I’m using Docker (percona:8.0) on an AlmaLinux 8, and PHP (8.2) connects through a .sock file on the Host, using mysqli.
This is a busy website, and there are loads of connections and queries every second.
These errors are happening ~5 to ~10 times a day, which is very little, but they weren’t happening on the previous version.
I don’t seem to find any pattern on the queries where this is happening. Can be SELECTs, REPLACEs, etc…
Any idea what could be causing this?
Or any tips how I can debug this further to find the cause?
Nothing has changed on my host, other than upgrading the Docker image.
Many thanks!
Nope - I’m very careful about that, constantly monitoring it, and it’s not the case here.
(if you mean in relation to MySQL taking too much of the host’s RAM)
In fact, I restarted the container soon after my post here, and minutes later, I got 2 more of these errors.
If you mean the query taking too much RAM, I doubt too, as these failing are very simple and quick queries. I don’t have slow queries. (sometimes some do get logged to the slow log, but they’re well optimized and 99.99% of the times they run very instantly)
Thank you for the tip about looking at the error log.
From what I see, when these errors happen, it’s because those queries have been waiting for 300 seconds already !!
2024-08-11T09:59:35.141286Z 41573386 [Note] [MY-013730] [Server] ‘wait_timeout’ period of 300 seconds was exceeded for myuser@%. The idle time since last command was too long.
2024-08-11T09:59:35.141452Z 41573386 [Note] [MY-010914] [Server] Aborted connection 41573386 to db: ‘mydb’ user: ‘myuser’ host: ‘localhost’ (The client was disconnected by the server because of inactivity.).
2024-08-11T14:54:34.535522Z 366486 [Note] [MY-013730] [Server] ‘wait_timeout’ period of 300 seconds was exceeded for myuser@%. The idle time since last command was too long.
2024-08-11T14:54:34.535637Z 366486 [Note] [MY-010914] [Server] Aborted connection 366486 to db: ‘mydb’ user: ‘myuser’ host: ‘localhost’ (The client was disconnected by the server because of inactivity.).
But I wonder why is this happening now.
Has anything changed around this area, between the 2 versions?
Hey @nunop,
You can ‘SET GLOBAL wait_timeout=600’ to increase the timeout period. I would also EXPLAIN these queries and fix them to use proper indexing so they do not take as long to execute.
Thank you very much for your reply.

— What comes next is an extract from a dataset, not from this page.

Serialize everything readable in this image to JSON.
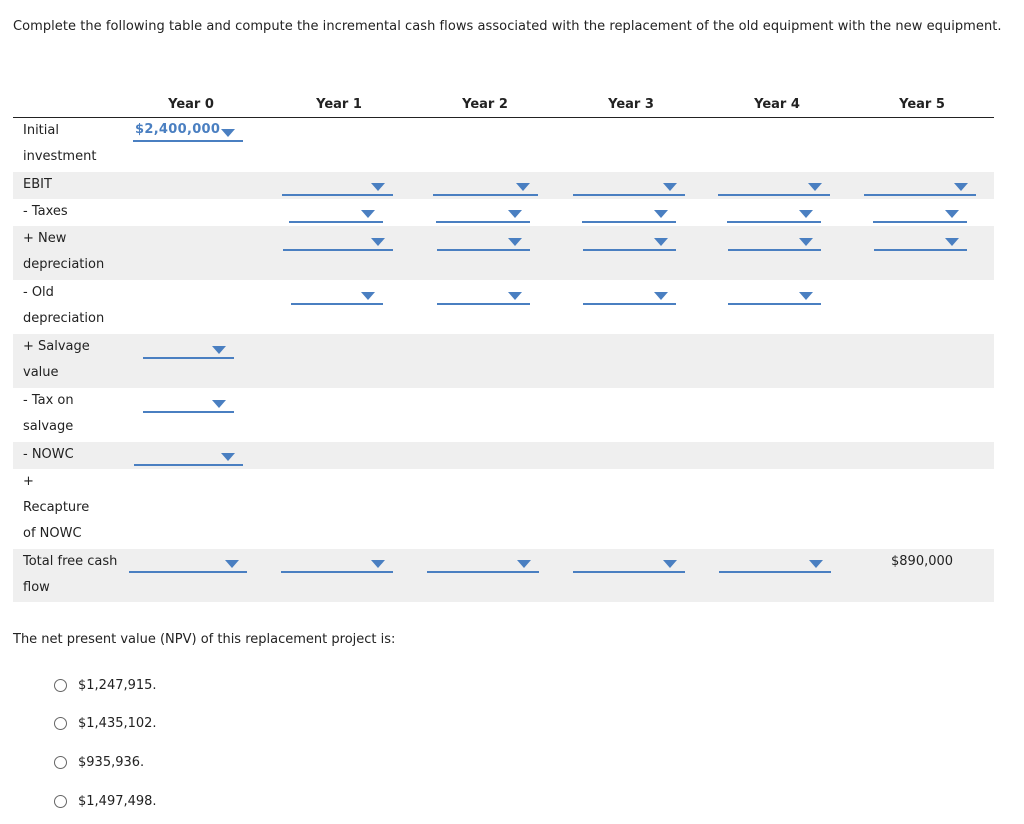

But that really shouldn’t be the solution, as these queries should run instantly (and they do, 99.99% of the time) !!
The queries in question are well optimized - using proper indexes, and they’re simple queries.
I have waaaay more complex & huge queries, and those run instantly, loads of times every second, and they’re not even the ones being affected by this issue I’m reporting.

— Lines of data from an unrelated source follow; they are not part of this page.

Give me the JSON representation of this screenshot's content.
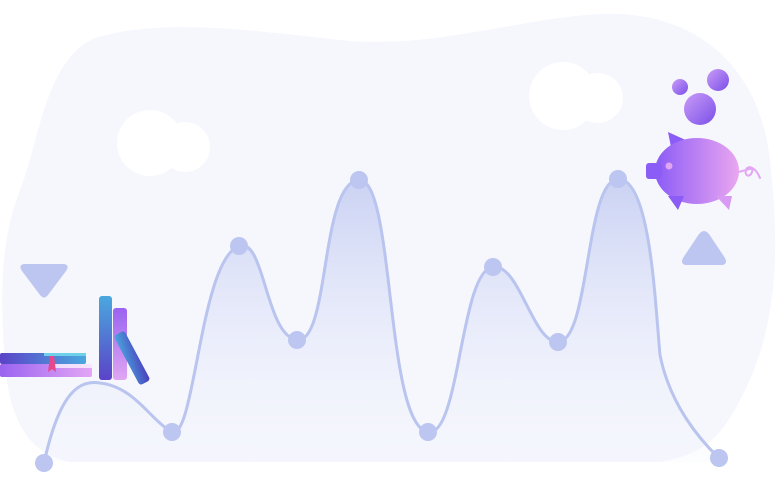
{
  "colors": {
    "background": "#ffffff",
    "blob": "#f6f7fd",
    "curve": "#b9c4ef",
    "point": "#bcc6f0",
    "accent_purple": "#8b5cf6",
    "accent_pink": "#e6a3f2",
    "accent_blue": "#4aa3df"
  },
  "icons": {
    "left": [
      "stacked-books-icon",
      "down-triangle-icon"
    ],
    "right": [
      "piggy-bank-icon",
      "coin-bubbles-icon",
      "up-triangle-icon"
    ]
  }
}
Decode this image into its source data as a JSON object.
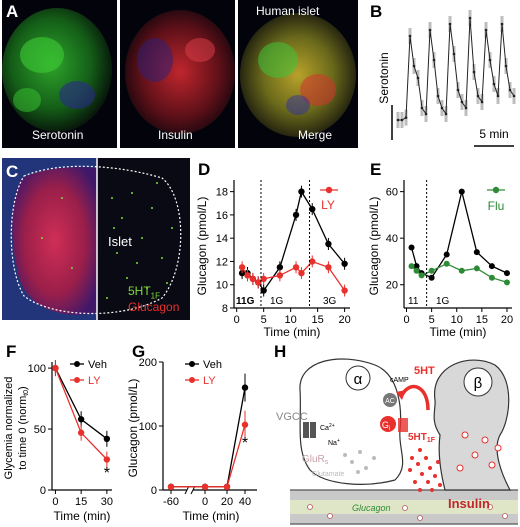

So, indexing/optimization is fine, and I’m well aware of those things (I still do appreciate the tip!)
There is something else causing this, and it was not happening before the update to the last version.
Hence I was asking:
Has anything changed around this area, between the 2 versions?
Or… anything changed regarding deadlocks/transactions ?

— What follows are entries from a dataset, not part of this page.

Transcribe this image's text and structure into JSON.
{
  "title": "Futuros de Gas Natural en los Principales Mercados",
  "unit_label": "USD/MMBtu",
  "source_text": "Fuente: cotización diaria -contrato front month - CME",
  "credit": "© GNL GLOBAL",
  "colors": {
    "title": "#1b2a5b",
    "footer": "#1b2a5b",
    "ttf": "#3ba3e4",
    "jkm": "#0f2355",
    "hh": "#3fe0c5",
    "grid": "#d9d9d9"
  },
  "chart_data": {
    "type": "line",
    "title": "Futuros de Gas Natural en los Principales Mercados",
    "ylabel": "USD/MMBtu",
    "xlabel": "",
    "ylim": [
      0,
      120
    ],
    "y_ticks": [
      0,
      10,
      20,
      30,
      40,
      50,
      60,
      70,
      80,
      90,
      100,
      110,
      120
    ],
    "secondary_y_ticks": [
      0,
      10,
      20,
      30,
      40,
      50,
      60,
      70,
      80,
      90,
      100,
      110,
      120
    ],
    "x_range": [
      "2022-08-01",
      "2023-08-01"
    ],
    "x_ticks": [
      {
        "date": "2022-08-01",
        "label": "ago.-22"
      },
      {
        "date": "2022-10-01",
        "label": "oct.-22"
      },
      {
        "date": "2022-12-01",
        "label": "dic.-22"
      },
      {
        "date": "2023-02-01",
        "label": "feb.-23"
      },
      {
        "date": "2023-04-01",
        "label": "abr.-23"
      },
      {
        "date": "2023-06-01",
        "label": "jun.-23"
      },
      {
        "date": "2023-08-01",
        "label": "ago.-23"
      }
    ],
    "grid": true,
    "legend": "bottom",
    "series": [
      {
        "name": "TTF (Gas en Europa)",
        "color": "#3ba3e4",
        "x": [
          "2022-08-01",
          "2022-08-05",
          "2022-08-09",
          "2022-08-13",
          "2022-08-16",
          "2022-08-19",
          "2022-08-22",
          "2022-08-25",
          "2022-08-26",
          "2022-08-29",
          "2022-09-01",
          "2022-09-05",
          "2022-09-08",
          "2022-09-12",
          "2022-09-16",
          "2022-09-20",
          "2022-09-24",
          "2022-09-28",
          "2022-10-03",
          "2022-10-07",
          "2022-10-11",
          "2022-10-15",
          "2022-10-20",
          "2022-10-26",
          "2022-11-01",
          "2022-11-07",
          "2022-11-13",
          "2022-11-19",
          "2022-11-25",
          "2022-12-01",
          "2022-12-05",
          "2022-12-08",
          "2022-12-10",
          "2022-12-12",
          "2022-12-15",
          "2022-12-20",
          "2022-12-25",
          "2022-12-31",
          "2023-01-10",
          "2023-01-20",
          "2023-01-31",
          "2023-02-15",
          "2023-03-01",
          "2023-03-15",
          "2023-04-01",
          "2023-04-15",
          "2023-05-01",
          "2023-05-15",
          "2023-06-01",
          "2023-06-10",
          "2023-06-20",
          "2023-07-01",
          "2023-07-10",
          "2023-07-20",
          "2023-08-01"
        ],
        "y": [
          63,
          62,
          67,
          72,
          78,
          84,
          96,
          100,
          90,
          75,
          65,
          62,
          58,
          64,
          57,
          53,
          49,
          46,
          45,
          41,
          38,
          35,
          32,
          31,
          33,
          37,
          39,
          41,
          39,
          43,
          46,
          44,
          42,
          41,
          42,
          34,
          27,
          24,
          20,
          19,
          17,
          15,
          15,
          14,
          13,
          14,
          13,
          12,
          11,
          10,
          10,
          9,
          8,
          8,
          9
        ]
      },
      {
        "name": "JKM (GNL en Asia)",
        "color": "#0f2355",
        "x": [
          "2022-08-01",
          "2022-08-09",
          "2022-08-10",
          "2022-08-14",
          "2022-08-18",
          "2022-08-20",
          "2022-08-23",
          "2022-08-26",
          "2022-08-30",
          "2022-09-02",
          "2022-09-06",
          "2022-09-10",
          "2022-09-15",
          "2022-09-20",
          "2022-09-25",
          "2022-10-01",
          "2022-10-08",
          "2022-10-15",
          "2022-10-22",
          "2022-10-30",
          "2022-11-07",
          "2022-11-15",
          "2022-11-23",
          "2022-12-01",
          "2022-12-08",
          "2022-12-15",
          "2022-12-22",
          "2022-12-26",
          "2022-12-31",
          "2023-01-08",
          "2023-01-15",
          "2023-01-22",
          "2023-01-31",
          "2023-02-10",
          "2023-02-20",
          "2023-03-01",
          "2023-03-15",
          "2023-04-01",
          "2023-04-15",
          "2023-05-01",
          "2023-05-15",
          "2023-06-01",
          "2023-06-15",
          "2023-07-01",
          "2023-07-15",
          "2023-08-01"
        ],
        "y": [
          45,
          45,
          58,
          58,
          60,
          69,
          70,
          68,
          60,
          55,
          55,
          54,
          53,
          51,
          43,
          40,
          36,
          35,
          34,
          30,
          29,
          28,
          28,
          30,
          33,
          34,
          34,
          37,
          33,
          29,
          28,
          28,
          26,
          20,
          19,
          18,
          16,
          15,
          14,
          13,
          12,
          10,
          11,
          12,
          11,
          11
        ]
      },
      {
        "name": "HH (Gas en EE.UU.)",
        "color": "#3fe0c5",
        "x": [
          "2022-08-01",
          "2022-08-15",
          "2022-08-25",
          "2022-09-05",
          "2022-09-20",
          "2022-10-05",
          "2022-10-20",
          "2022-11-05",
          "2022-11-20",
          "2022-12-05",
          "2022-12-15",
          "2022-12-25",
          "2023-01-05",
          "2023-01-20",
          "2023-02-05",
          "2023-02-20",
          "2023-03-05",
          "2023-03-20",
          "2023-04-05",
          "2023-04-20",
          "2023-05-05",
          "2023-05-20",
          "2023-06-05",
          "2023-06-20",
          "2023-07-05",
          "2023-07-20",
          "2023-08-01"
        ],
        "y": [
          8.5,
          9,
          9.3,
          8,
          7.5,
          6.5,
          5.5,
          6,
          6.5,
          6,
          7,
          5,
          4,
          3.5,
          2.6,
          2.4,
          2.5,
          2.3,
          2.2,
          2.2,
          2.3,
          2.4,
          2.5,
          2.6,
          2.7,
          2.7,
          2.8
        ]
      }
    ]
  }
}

Looks like you have a simple idle connections issue. Have your code correctly disconnect/close the connection to MySQL before the 5m is over, otherwise MySQL will force close the connection to reclaim resources.
Thank you.
Ok… I’ll assume then that the problem is not on MySQL.
Maybe it’s the application/request (it’s PHP, btw) that may be taking too long somewhere, and then when it reaches that specific query, 5 minutes have passed.
Could be a coincidence with the MySQL upgrade then.
I’ll continue to investigate around those terms, so!
At least it’s rare, but worrying!
@nunop
Thank you for the update.
You can also refer to the blog post below for possible setting configurations that might help avoid this issue in the future.
I have added some profiling, where for each query, it will take the time() before and after the query, and when this issue happens, it will dump all this info into the logs.
This will tell me whether the problem is with some MySQL query taking a lot of time, or the PHP process taking a lot of time in between the queries.
That’s the first step!!
Once I release this, and the “gone away” issue happens again, I’ll update here with the findings. Hopefully it will be something obvious, and I’ll fix right away.
Alright… based on the profiling logs, it appears that the problem is in the PHP process hanging somewhere, and not the SQL queries taking that much time.